Dutch oven rosemary & garlic Bison pot roast recipe is one of our favorite dishes. This recipe is perfect for outdoor cooking because it’s easy to prepare, and the Dutch oven does all the hard work for you.
We’ve made this Dutch oven rosemary & garlic Bison pot roast recipe on countless camping trips, and it is perfect every time. Our friends and family rave about the tender bison. The rosemary and garlic add a nice punch of flavor without overpowering the dish and the potatoes and carrots come out tender and delicious.
When we’re cooking outdoors, I always try to keep things simple and stress-free. That’s why I love the Dutch oven rosemary & garlic Bison pot roast recipe – it’s a one-pot wonder that’s easy to use and requires minimal cleanup.
In the next part of this post, I’ll share the exact recipe we use to make this delicious Dutch oven rosemary & garlic Bison pot roast recipe, including all the ingredients and steps you need to follow.
Cooking Instructions For the Dutch Oven Rosemary Garlic Bison Pot Roast
- The first step of making the Dutch oven rosemary & garlic Bison pot roast is to start your fire or charcoals. You will using them for the Dutch oven rosemary & garlic Bison pot roast, so you will want to make sure you have plenty on hand.
- If using embers, get a large fire going using (preferably) hardwood and let it slowly burn down. This process from start to finish can take upwards of an hour.
- If using charcoals, fill a large chimney starter and light. This process will take approximately 20 minutes to get all the coals hot and ready. You will likely want to have some charcoals available in reserve.
- Add a flat fire great on top of the embers for cooking
- Mix the rosemary, garlic, salt, and pepper together; save 4 teaspoons. After rubbing the remaining mixture over the roast, set it in a 12 inch Dutch oven.
- Combine the oil and the herb combination that was set aside in a small spoon. Add the oil mixture to a shallow dish with the potatoes, yellow peppers, and onion. Put in the coat. Spoon the veggies all over the roast.
- If you want your meat medium-rare, medium, or medium-well done, use a thermometer that reads 135°, 140°, or 145°, respectively, then bake it uncovered at 425° for 30 to 60 minutes. This will usually take 21 charcoal briquettes on the top of Dutch oven with 10 under the bottom.
- When ready to serve, move the roast and peppers to a heated dish. After 10–15 minutes, remove from heat and cut into slices. In the meantime, throw the potatoes and onion back in the oven and bake for another 10 minutes, or until the potatoes are soft.
Ingredients
garlic cloves
rosemary
salt
pepper
bison
olive oil
potatoes
yellow peppers
onion
5 Reasons I Love the Dutch Oven Rosemary Garlic Bison Pot Roast
1. It is delicious
If you like meat, you will like Bison. People describe Bison meat as tasting comparable to beef but richer and somewhat sweeter. However, because bison is so thin, it is crucial not to overcook it. Bison should not be cooked beyond medium. Of course, if you use ground Bison, this isn’t an issue.

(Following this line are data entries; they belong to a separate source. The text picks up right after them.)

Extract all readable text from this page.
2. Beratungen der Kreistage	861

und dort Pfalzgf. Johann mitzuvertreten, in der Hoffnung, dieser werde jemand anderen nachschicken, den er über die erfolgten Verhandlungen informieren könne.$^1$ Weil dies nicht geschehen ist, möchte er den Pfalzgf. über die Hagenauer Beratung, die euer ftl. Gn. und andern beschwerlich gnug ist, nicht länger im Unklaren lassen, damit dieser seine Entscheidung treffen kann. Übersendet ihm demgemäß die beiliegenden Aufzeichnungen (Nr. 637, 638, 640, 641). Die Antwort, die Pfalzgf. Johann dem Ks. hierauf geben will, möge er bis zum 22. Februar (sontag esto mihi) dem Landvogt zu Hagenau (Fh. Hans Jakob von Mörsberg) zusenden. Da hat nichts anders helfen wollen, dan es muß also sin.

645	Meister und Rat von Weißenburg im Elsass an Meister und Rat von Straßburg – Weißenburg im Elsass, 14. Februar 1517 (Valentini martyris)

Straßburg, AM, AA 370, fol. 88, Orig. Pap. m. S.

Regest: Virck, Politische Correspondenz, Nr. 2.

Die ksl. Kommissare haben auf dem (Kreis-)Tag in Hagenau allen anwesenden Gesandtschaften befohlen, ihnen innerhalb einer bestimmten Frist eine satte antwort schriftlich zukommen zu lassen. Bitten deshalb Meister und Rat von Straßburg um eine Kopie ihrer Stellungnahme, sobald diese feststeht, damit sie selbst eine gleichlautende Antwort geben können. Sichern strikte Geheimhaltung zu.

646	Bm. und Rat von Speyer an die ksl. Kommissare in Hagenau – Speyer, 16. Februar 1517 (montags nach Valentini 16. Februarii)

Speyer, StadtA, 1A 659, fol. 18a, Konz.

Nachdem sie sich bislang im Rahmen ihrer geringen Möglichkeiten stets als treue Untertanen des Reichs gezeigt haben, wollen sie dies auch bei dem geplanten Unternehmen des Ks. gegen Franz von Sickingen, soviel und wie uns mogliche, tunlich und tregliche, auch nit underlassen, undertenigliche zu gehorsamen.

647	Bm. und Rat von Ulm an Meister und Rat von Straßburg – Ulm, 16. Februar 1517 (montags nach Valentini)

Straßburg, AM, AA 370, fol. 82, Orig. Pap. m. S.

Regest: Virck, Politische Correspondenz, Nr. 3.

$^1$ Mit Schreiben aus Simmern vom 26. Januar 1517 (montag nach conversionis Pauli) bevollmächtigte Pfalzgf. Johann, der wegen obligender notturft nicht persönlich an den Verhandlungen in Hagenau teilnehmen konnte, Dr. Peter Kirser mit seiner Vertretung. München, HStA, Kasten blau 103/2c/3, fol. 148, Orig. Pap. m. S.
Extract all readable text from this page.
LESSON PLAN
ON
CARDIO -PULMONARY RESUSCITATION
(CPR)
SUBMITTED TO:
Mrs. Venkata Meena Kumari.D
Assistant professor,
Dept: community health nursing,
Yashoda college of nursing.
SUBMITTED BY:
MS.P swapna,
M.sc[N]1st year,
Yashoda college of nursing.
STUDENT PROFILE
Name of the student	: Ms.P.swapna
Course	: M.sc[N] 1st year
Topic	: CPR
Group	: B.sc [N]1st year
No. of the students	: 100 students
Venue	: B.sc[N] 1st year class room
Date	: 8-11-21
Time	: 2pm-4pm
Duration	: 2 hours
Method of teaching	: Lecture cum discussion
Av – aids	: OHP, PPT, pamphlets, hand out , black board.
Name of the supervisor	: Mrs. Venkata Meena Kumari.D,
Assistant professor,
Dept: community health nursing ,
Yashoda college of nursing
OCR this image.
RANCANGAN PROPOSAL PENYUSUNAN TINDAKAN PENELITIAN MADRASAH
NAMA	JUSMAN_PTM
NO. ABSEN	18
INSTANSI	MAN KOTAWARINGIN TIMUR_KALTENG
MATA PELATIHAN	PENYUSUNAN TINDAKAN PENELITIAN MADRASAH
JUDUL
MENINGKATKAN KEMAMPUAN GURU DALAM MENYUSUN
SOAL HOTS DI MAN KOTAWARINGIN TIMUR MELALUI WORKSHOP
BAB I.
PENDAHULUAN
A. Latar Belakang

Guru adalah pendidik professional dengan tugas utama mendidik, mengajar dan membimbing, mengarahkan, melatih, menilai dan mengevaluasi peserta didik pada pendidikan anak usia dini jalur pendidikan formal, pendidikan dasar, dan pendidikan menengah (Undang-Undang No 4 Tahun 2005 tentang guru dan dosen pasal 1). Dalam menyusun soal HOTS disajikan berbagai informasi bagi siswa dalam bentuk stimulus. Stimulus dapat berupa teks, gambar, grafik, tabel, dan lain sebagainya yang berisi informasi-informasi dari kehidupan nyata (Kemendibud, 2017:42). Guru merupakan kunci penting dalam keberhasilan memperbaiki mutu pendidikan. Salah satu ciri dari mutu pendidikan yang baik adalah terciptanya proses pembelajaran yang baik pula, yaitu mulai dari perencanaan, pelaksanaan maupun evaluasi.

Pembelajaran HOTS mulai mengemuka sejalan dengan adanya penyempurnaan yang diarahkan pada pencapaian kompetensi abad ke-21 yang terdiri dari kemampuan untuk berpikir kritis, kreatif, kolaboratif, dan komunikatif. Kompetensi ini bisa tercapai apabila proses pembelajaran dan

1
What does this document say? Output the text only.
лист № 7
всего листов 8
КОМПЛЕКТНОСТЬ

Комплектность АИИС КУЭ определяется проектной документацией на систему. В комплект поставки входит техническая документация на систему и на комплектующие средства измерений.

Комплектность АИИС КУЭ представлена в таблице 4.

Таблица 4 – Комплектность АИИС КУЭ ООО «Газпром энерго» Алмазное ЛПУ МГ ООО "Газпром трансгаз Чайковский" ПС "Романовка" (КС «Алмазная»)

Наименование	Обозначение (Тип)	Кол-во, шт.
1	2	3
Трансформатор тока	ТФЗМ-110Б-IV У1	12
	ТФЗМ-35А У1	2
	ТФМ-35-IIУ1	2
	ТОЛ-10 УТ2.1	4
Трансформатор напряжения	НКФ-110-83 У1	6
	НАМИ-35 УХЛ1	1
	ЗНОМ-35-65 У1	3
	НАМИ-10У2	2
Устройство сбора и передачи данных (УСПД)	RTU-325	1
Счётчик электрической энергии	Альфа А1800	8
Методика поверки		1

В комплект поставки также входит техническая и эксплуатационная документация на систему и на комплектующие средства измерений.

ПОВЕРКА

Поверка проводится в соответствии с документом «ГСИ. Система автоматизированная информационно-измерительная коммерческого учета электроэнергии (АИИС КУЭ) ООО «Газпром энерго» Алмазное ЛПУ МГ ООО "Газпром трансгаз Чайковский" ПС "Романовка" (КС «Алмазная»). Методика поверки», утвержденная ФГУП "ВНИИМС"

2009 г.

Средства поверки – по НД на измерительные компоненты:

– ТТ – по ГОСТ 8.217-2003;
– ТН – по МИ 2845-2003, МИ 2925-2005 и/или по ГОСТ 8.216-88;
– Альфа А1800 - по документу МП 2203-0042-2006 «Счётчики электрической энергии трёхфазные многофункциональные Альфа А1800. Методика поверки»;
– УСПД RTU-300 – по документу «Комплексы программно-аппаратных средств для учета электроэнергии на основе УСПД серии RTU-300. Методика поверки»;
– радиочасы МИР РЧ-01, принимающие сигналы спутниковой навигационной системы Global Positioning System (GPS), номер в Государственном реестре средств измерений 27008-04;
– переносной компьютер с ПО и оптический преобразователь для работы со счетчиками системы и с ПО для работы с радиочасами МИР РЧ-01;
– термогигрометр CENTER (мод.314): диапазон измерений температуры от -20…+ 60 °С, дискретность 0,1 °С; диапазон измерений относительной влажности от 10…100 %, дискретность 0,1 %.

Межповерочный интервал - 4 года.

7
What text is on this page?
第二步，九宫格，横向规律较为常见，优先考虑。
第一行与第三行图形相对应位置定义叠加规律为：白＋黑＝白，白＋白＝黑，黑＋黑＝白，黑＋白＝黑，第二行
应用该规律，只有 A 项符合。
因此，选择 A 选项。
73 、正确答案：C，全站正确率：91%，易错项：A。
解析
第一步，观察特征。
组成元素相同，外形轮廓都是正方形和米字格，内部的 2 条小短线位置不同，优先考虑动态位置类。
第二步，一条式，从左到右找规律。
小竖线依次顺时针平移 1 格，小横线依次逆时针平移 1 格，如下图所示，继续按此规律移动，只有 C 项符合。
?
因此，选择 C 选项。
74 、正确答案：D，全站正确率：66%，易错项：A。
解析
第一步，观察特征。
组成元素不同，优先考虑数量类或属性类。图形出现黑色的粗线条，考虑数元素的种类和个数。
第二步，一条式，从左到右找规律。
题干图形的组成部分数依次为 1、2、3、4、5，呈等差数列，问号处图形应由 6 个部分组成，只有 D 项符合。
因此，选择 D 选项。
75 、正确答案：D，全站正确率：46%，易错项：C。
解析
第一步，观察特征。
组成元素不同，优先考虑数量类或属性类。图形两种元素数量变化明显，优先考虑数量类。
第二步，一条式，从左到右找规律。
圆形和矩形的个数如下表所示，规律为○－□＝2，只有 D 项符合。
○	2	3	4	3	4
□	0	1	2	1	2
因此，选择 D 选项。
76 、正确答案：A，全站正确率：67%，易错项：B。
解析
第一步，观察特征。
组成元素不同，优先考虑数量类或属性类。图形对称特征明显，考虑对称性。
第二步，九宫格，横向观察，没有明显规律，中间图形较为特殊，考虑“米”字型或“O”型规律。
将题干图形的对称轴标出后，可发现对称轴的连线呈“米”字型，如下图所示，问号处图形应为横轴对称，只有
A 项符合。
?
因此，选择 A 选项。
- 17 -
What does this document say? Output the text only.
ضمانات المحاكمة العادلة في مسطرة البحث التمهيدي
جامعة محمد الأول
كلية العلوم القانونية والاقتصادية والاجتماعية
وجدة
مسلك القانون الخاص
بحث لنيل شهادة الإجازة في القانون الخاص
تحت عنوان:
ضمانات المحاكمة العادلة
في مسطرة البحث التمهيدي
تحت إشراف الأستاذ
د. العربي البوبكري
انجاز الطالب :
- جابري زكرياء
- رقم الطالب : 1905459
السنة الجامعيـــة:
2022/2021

Some people are afraid that Bison will have a gamey flavor comparable to venison; however, I have never found this to be the case. Bison, in my opinion, tastes better than any meat I’ve ever tasted. Bison meat is denser, richer in flavor, and more satisfying than beef, in my opinion.
2. Lean Protein
Food guidelines advocate bison as a lean protein alongside skinless chicken breast and other wild game meats, and for good reason. 100g of lean bison contains just 2.42g of fat, compared to 8.09g in lean beef and 9.66g in lean pig. The same 100g of bison contains just 82mg of cholesterol, compared to 86mg in the same quantity of lean beef, pig, and chicken. If you want to keep things lean and clean, Bison is an excellent choice. Figures sourced from the Canadian Bison Association website.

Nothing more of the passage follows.